Também a actriz, produtora e realizadora, Maria Emília Castelo Branco – que, em 1930, produz A Castelã das Berlengas (António Leitão: 1930) e que em 1957 dirige o documentário Roteiros Líricos do Douro – enfrentaria dificuldades semelhantes, pelo seu pioneirismo desconfortável no seio de uma sociedade patriarcal.
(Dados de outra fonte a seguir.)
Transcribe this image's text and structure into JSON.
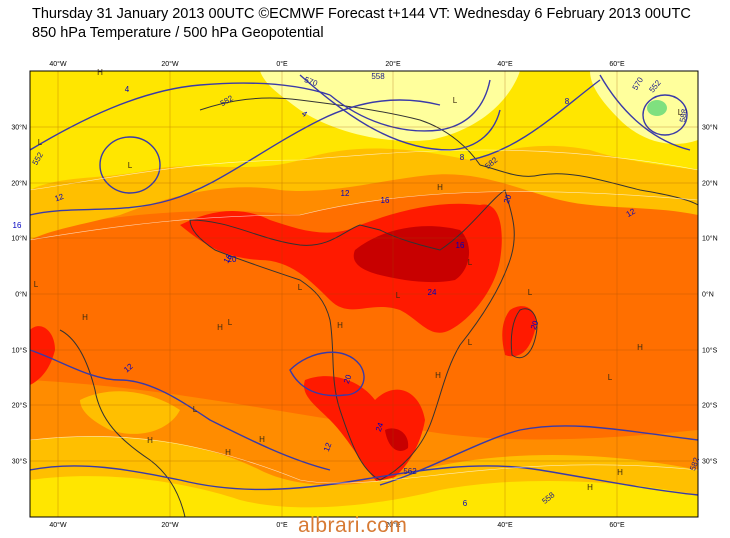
{
  "header": {
    "line1": "Thursday 31 January 2013 00UTC ©ECMWF Forecast t+144 VT: Wednesday 6 February 2013 00UTC",
    "line2": "850 hPa Temperature / 500 hPa Geopotential"
  },
  "axes": {
    "lon_labels": [
      "40°W",
      "20°W",
      "0°E",
      "20°E",
      "40°E",
      "60°E"
    ],
    "lat_labels": [
      "30°N",
      "20°N",
      "10°N",
      "0°N",
      "10°S",
      "20°S",
      "30°S"
    ]
  },
  "contour_labels": {
    "temperature": [
      "4",
      "4",
      "8",
      "8",
      "12",
      "12",
      "16",
      "16",
      "16",
      "16",
      "20",
      "20",
      "20",
      "20",
      "24",
      "24",
      "12",
      "12",
      "12",
      "6"
    ],
    "geopotential": [
      "552",
      "570",
      "558",
      "552",
      "582",
      "582",
      "570",
      "562",
      "588",
      "558",
      "582"
    ]
  },
  "pressure_marks": [
    "L",
    "L",
    "L",
    "L",
    "L",
    "L",
    "L",
    "L",
    "L",
    "L",
    "L",
    "L",
    "L",
    "H",
    "H",
    "H",
    "H",
    "H",
    "H",
    "H",
    "H",
    "H",
    "H",
    "H",
    "H"
  ],
  "colors": {
    "cold_yellow": "#fff176",
    "pale_yellow": "#ffff9c",
    "yellow": "#ffe600",
    "gold": "#ffbf00",
    "orange": "#ff8c00",
    "dark_orange": "#ff6600",
    "red": "#ff1a00",
    "dark_red": "#c80000",
    "light_green": "#7fe07f",
    "coast": "#333333",
    "contour": "#3a3aa8"
  },
  "watermark": "albrari.com"
}
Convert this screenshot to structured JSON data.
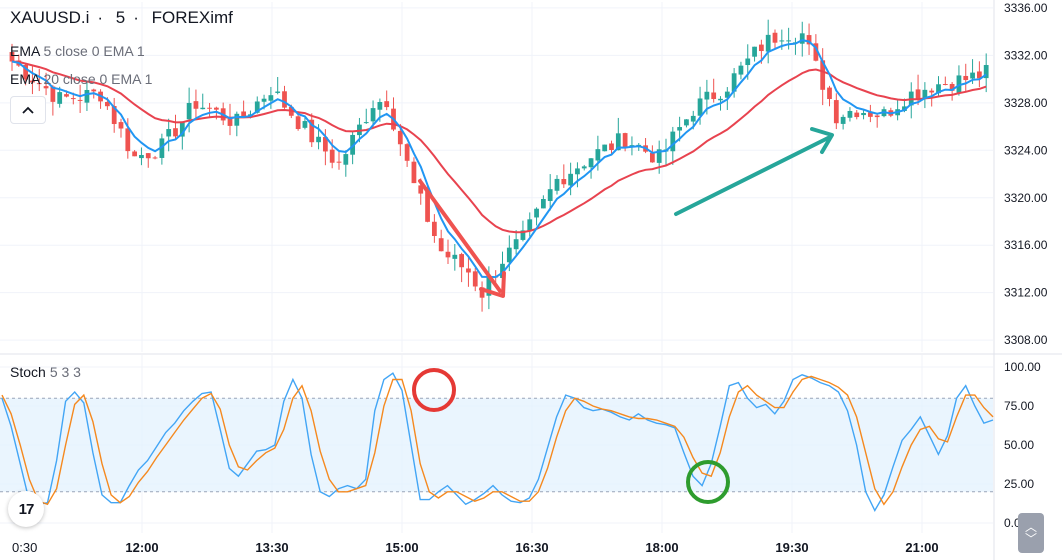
{
  "header": {
    "symbol": "XAUUSD.i",
    "interval": "5",
    "broker": "FOREXimf"
  },
  "indicators": [
    {
      "name": "EMA",
      "params": "5 close 0 EMA 1",
      "color": "#2196f3"
    },
    {
      "name": "EMA",
      "params": "20 close 0 EMA 1",
      "color": "#e8434f"
    }
  ],
  "stoch_label": {
    "name": "Stoch",
    "params": "5 3 3"
  },
  "chart_data": [
    {
      "type": "candlestick",
      "symbol": "XAUUSD.i",
      "price_ticks": [
        3308,
        3312,
        3316,
        3320,
        3324,
        3328,
        3332,
        3336
      ],
      "price_tick_labels": [
        "3308.00",
        "3312.00",
        "3316.00",
        "3320.00",
        "3324.00",
        "3328.00",
        "3332.00",
        "3336.00"
      ],
      "ylim": [
        3307,
        3336.5
      ],
      "x_tick_labels": [
        "0:30",
        "12:00",
        "13:30",
        "15:00",
        "16:30",
        "18:00",
        "19:30",
        "21:00"
      ],
      "candles_count": 144,
      "close_path": [
        [
          0,
          3331.5
        ],
        [
          7,
          3328.3
        ],
        [
          13,
          3328.8
        ],
        [
          18,
          3323.4
        ],
        [
          22,
          3324.3
        ],
        [
          27,
          3328.0
        ],
        [
          33,
          3326.3
        ],
        [
          38,
          3329.2
        ],
        [
          44,
          3325.1
        ],
        [
          48,
          3322.8
        ],
        [
          53,
          3328.0
        ],
        [
          55,
          3328.3
        ],
        [
          59,
          3321.0
        ],
        [
          63,
          3315.5
        ],
        [
          67,
          3313.8
        ],
        [
          69,
          3312.0
        ],
        [
          72,
          3314.8
        ],
        [
          75,
          3316.5
        ],
        [
          80,
          3321.5
        ],
        [
          85,
          3323.5
        ],
        [
          90,
          3325.0
        ],
        [
          95,
          3323.3
        ],
        [
          100,
          3327.5
        ],
        [
          105,
          3329.5
        ],
        [
          110,
          3332.8
        ],
        [
          113,
          3334.0
        ],
        [
          116,
          3333.8
        ],
        [
          118,
          3331.0
        ],
        [
          121,
          3327.0
        ],
        [
          124,
          3327.5
        ],
        [
          128,
          3327.0
        ],
        [
          131,
          3328.5
        ],
        [
          135,
          3329.5
        ],
        [
          140,
          3330.0
        ],
        [
          143,
          3330.5
        ]
      ],
      "series": [
        {
          "name": "EMA 5 close 0 EMA 1",
          "color": "#2196f3"
        },
        {
          "name": "EMA 20 close 0 EMA 1",
          "color": "#e8434f"
        }
      ],
      "up_color": "#26a69a",
      "down_color": "#ef5350"
    },
    {
      "type": "line",
      "name": "Stoch 5 3 3",
      "ylim": [
        0,
        100
      ],
      "y_ticks": [
        0,
        25,
        50,
        75,
        100
      ],
      "y_tick_labels": [
        "0.00",
        "25.00",
        "50.00",
        "75.00",
        "100.00"
      ],
      "band": [
        20,
        80
      ],
      "band_color": "#e3f2fd",
      "series": [
        {
          "name": "%K",
          "color": "#42a5f5",
          "values": [
            80,
            62,
            38,
            14,
            12,
            13,
            40,
            78,
            84,
            77,
            45,
            18,
            13,
            13,
            24,
            34,
            40,
            49,
            58,
            64,
            72,
            78,
            83,
            84,
            60,
            35,
            30,
            38,
            46,
            47,
            50,
            78,
            92,
            80,
            44,
            20,
            17,
            22,
            24,
            22,
            28,
            72,
            92,
            96,
            85,
            50,
            15,
            15,
            20,
            24,
            18,
            12,
            15,
            19,
            24,
            18,
            14,
            13,
            16,
            28,
            48,
            68,
            82,
            80,
            74,
            72,
            73,
            71,
            68,
            66,
            70,
            66,
            64,
            63,
            61,
            45,
            30,
            24,
            38,
            62,
            88,
            90,
            80,
            74,
            76,
            70,
            78,
            92,
            95,
            93,
            90,
            88,
            84,
            72,
            50,
            20,
            8,
            18,
            36,
            53,
            60,
            68,
            56,
            44,
            56,
            80,
            88,
            75,
            64,
            66
          ]
        },
        {
          "name": "%D",
          "color": "#f5891f",
          "values": [
            82,
            70,
            50,
            28,
            14,
            12,
            22,
            50,
            76,
            82,
            65,
            38,
            18,
            13,
            17,
            26,
            33,
            42,
            50,
            58,
            66,
            73,
            80,
            83,
            73,
            50,
            36,
            34,
            40,
            45,
            48,
            60,
            80,
            88,
            72,
            46,
            28,
            20,
            20,
            22,
            24,
            45,
            75,
            92,
            92,
            72,
            38,
            20,
            16,
            20,
            20,
            17,
            14,
            16,
            20,
            20,
            17,
            14,
            14,
            20,
            35,
            55,
            72,
            80,
            78,
            75,
            73,
            72,
            70,
            68,
            67,
            67,
            66,
            64,
            62,
            55,
            42,
            32,
            30,
            45,
            68,
            84,
            88,
            82,
            78,
            74,
            74,
            84,
            92,
            94,
            92,
            90,
            87,
            82,
            68,
            45,
            22,
            12,
            20,
            36,
            50,
            60,
            62,
            54,
            52,
            68,
            82,
            82,
            74,
            68
          ]
        }
      ]
    }
  ],
  "annotation_colors": {
    "down_arrow": "#ef5350",
    "up_arrow": "#26a69a",
    "top_circle": "#e53935",
    "bottom_circle": "#2e9c2e"
  },
  "logo_text": "17"
}
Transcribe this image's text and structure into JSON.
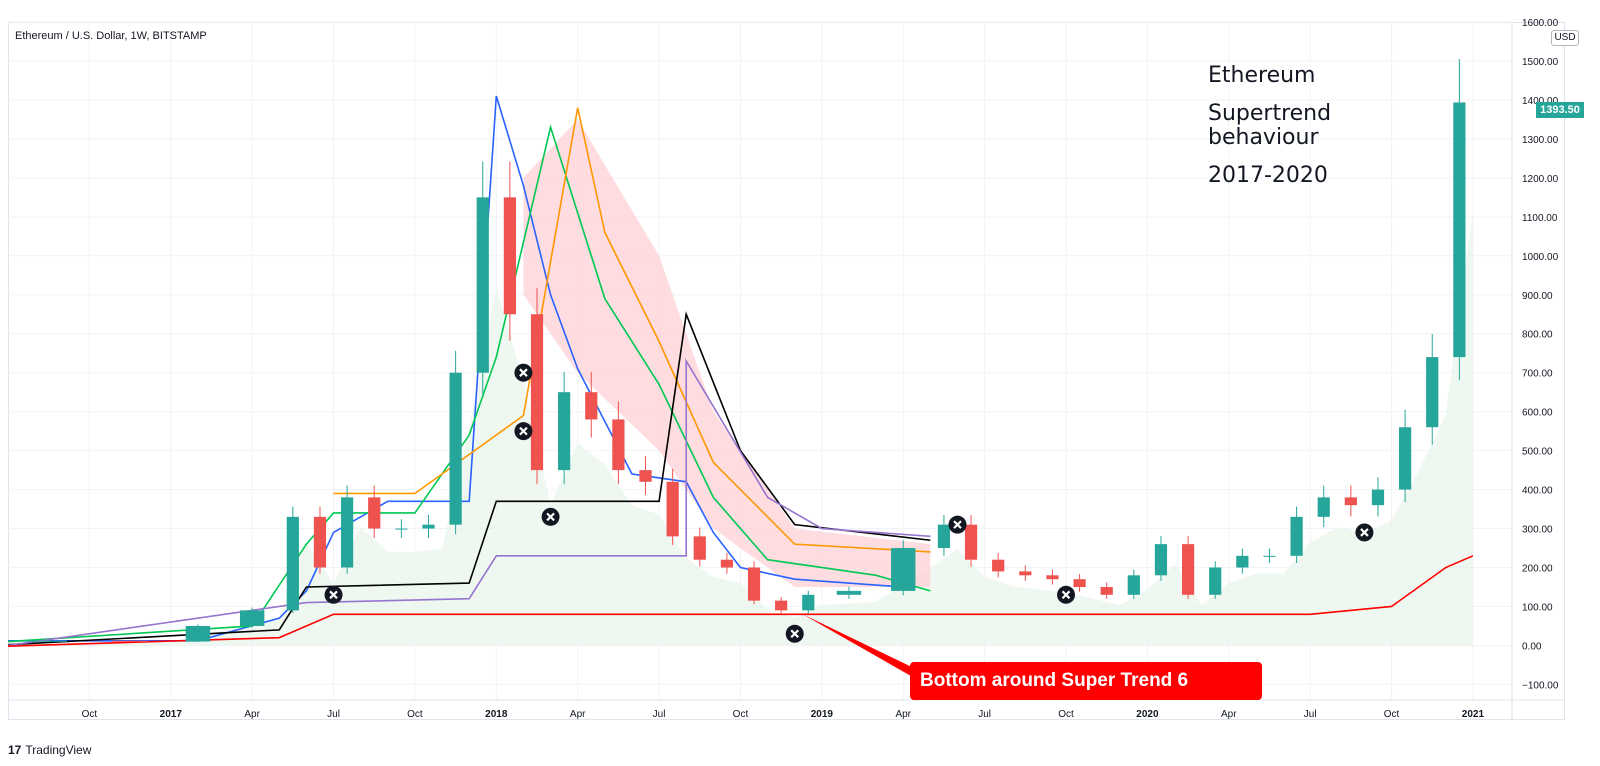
{
  "header": {
    "symbol_title": "Ethereum / U.S. Dollar, 1W, BITSTAMP",
    "currency": "USD"
  },
  "annotation": {
    "line1": "Ethereum",
    "line2": "Supertrend\nbehaviour",
    "line3": "2017-2020"
  },
  "callout": {
    "text": "Bottom around Super Trend 6"
  },
  "last_price": {
    "text": "1393.50",
    "color": "#26a69a"
  },
  "footer": {
    "brand": "TradingView"
  },
  "colors": {
    "up": "#26a69a",
    "down": "#ef5350",
    "st1": "#2962ff",
    "st2": "#00c853",
    "st3": "#ff9800",
    "st4": "#000000",
    "st5": "#9575cd",
    "st6": "#ff0000"
  },
  "chart_data": {
    "type": "line",
    "title": "Ethereum / U.S. Dollar, 1W, BITSTAMP",
    "ylim": [
      -140,
      1600
    ],
    "y_ticks": [
      -100,
      0,
      100,
      200,
      300,
      400,
      500,
      600,
      700,
      800,
      900,
      1000,
      1100,
      1200,
      1300,
      1400,
      1500,
      1600
    ],
    "y_tick_labels": [
      "−100.00",
      "0.00",
      "100.00",
      "200.00",
      "300.00",
      "400.00",
      "500.00",
      "600.00",
      "700.00",
      "800.00",
      "900.00",
      "1000.00",
      "1100.00",
      "1200.00",
      "1300.00",
      "1400.00",
      "1500.00",
      "1600.00"
    ],
    "x_tick_labels": [
      "Oct",
      "2017",
      "Apr",
      "Jul",
      "Oct",
      "2018",
      "Apr",
      "Jul",
      "Oct",
      "2019",
      "Apr",
      "Jul",
      "Oct",
      "2020",
      "Apr",
      "Jul",
      "Oct",
      "2021"
    ],
    "x_tick_bold": [
      false,
      true,
      false,
      false,
      false,
      true,
      false,
      false,
      false,
      true,
      false,
      false,
      false,
      true,
      false,
      false,
      false,
      true
    ],
    "x_tick_dates": [
      "2016-10",
      "2017-01",
      "2017-04",
      "2017-07",
      "2017-10",
      "2018-01",
      "2018-04",
      "2018-07",
      "2018-10",
      "2019-01",
      "2019-04",
      "2019-07",
      "2019-10",
      "2020-01",
      "2020-04",
      "2020-07",
      "2020-10",
      "2021-01"
    ],
    "series": [
      {
        "name": "ETHUSD close",
        "x": [
          "2016-07",
          "2016-10",
          "2017-01",
          "2017-03",
          "2017-05",
          "2017-06",
          "2017-07",
          "2017-08",
          "2017-09",
          "2017-10",
          "2017-11",
          "2017-12",
          "2018-01",
          "2018-02",
          "2018-03",
          "2018-04",
          "2018-05",
          "2018-06",
          "2018-07",
          "2018-08",
          "2018-09",
          "2018-10",
          "2018-11",
          "2018-12",
          "2019-01",
          "2019-03",
          "2019-05",
          "2019-06",
          "2019-07",
          "2019-08",
          "2019-09",
          "2019-10",
          "2019-11",
          "2019-12",
          "2020-01",
          "2020-02",
          "2020-03",
          "2020-04",
          "2020-05",
          "2020-06",
          "2020-07",
          "2020-08",
          "2020-09",
          "2020-10",
          "2020-11",
          "2020-12",
          "2021-01"
        ],
        "values": [
          12,
          12,
          10,
          50,
          90,
          330,
          200,
          380,
          300,
          300,
          310,
          700,
          1150,
          850,
          450,
          650,
          580,
          450,
          420,
          280,
          220,
          200,
          115,
          90,
          130,
          140,
          250,
          310,
          220,
          190,
          180,
          170,
          150,
          130,
          180,
          260,
          130,
          200,
          230,
          230,
          330,
          380,
          360,
          400,
          560,
          740,
          1393.5
        ]
      }
    ],
    "supertrend_segments": [
      {
        "name": "st1",
        "color": "#2962ff",
        "points": [
          [
            "2016-07",
            12
          ],
          [
            "2017-02",
            12
          ],
          [
            "2017-05",
            70
          ],
          [
            "2017-06",
            140
          ],
          [
            "2017-07",
            290
          ],
          [
            "2017-09",
            370
          ],
          [
            "2017-12",
            370
          ],
          [
            "2018-01",
            1410
          ],
          [
            "2018-02",
            1180
          ],
          [
            "2018-03",
            900
          ],
          [
            "2018-04",
            710
          ],
          [
            "2018-06",
            440
          ],
          [
            "2018-08",
            420
          ],
          [
            "2018-09",
            290
          ],
          [
            "2018-10",
            200
          ],
          [
            "2018-12",
            170
          ],
          [
            "2019-04",
            150
          ]
        ]
      },
      {
        "name": "st2",
        "color": "#00c853",
        "points": [
          [
            "2016-07",
            10
          ],
          [
            "2017-04",
            50
          ],
          [
            "2017-06",
            260
          ],
          [
            "2017-07",
            340
          ],
          [
            "2017-10",
            340
          ],
          [
            "2017-12",
            540
          ],
          [
            "2018-01",
            740
          ],
          [
            "2018-03",
            1330
          ],
          [
            "2018-05",
            890
          ],
          [
            "2018-07",
            670
          ],
          [
            "2018-09",
            380
          ],
          [
            "2018-11",
            220
          ],
          [
            "2019-03",
            180
          ],
          [
            "2019-05",
            140
          ]
        ]
      },
      {
        "name": "st3",
        "color": "#ff9800",
        "points": [
          [
            "2017-07",
            390
          ],
          [
            "2017-10",
            390
          ],
          [
            "2018-02",
            590
          ],
          [
            "2018-04",
            1380
          ],
          [
            "2018-05",
            1060
          ],
          [
            "2018-07",
            780
          ],
          [
            "2018-09",
            470
          ],
          [
            "2018-12",
            260
          ],
          [
            "2019-05",
            240
          ]
        ]
      },
      {
        "name": "st4",
        "color": "#000000",
        "points": [
          [
            "2016-07",
            2
          ],
          [
            "2017-05",
            40
          ],
          [
            "2017-06",
            150
          ],
          [
            "2017-12",
            160
          ],
          [
            "2018-01",
            370
          ],
          [
            "2018-07",
            370
          ],
          [
            "2018-08",
            850
          ],
          [
            "2018-10",
            500
          ],
          [
            "2018-12",
            310
          ],
          [
            "2019-05",
            270
          ]
        ]
      },
      {
        "name": "st5",
        "color": "#9575cd",
        "points": [
          [
            "2016-07",
            0
          ],
          [
            "2017-06",
            110
          ],
          [
            "2017-12",
            120
          ],
          [
            "2018-01",
            230
          ],
          [
            "2018-08",
            230
          ],
          [
            "2018-08",
            730
          ],
          [
            "2018-11",
            380
          ],
          [
            "2019-01",
            300
          ],
          [
            "2019-05",
            280
          ]
        ]
      },
      {
        "name": "st6",
        "color": "#ff0000",
        "points": [
          [
            "2016-07",
            -2
          ],
          [
            "2017-05",
            20
          ],
          [
            "2017-07",
            80
          ],
          [
            "2020-07",
            80
          ],
          [
            "2020-10",
            100
          ],
          [
            "2020-12",
            200
          ],
          [
            "2021-01",
            230
          ]
        ]
      }
    ],
    "markers_x": [
      "2017-07",
      "2018-02",
      "2018-02",
      "2018-03",
      "2018-12",
      "2019-06",
      "2019-10",
      "2020-09"
    ],
    "markers_y": [
      130,
      700,
      550,
      330,
      30,
      310,
      130,
      290
    ],
    "legend": "none",
    "grid": true
  }
}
Apesar de diversas tentativas de obtenção de subsídio por parte do SNI, nunca irá poder concluir a rodagem de uma longa-metragem de ficção.

Outro feito impressionante seria alcançado pela escritora e realizadora Maria Luísa Bivar que dirigiu, em apenas três anos (entre 1962 e 1964), 70 documentários para a Junta de Acção Social (IMDB).

Por último, relembramos que Teresa Olga, a primeira mulher realizadora da televisão portuguesa, com fortes relações ao mundo do cinema, apenas contabilizou algumas participações em categorias técnicas de filmes do Novo Cinema Português (foi assistente de produção em Domingo à Tarde, de António Macedo: 1966, e Mudar de Vida, de Paulo Rocha: 1966; foi montadora de Uma Abelha na Chuva, de Fernando Lopes: 1972 e de Pedro Só, de Alfredo Tropa: 1972). Nos anos 90 realizou dois documentários para a RTP (Aristides de Sousa Mendes – O cônsul injustiçado: 1992 e Humberto Delgado – Obviamente assassinaram-no: 1995).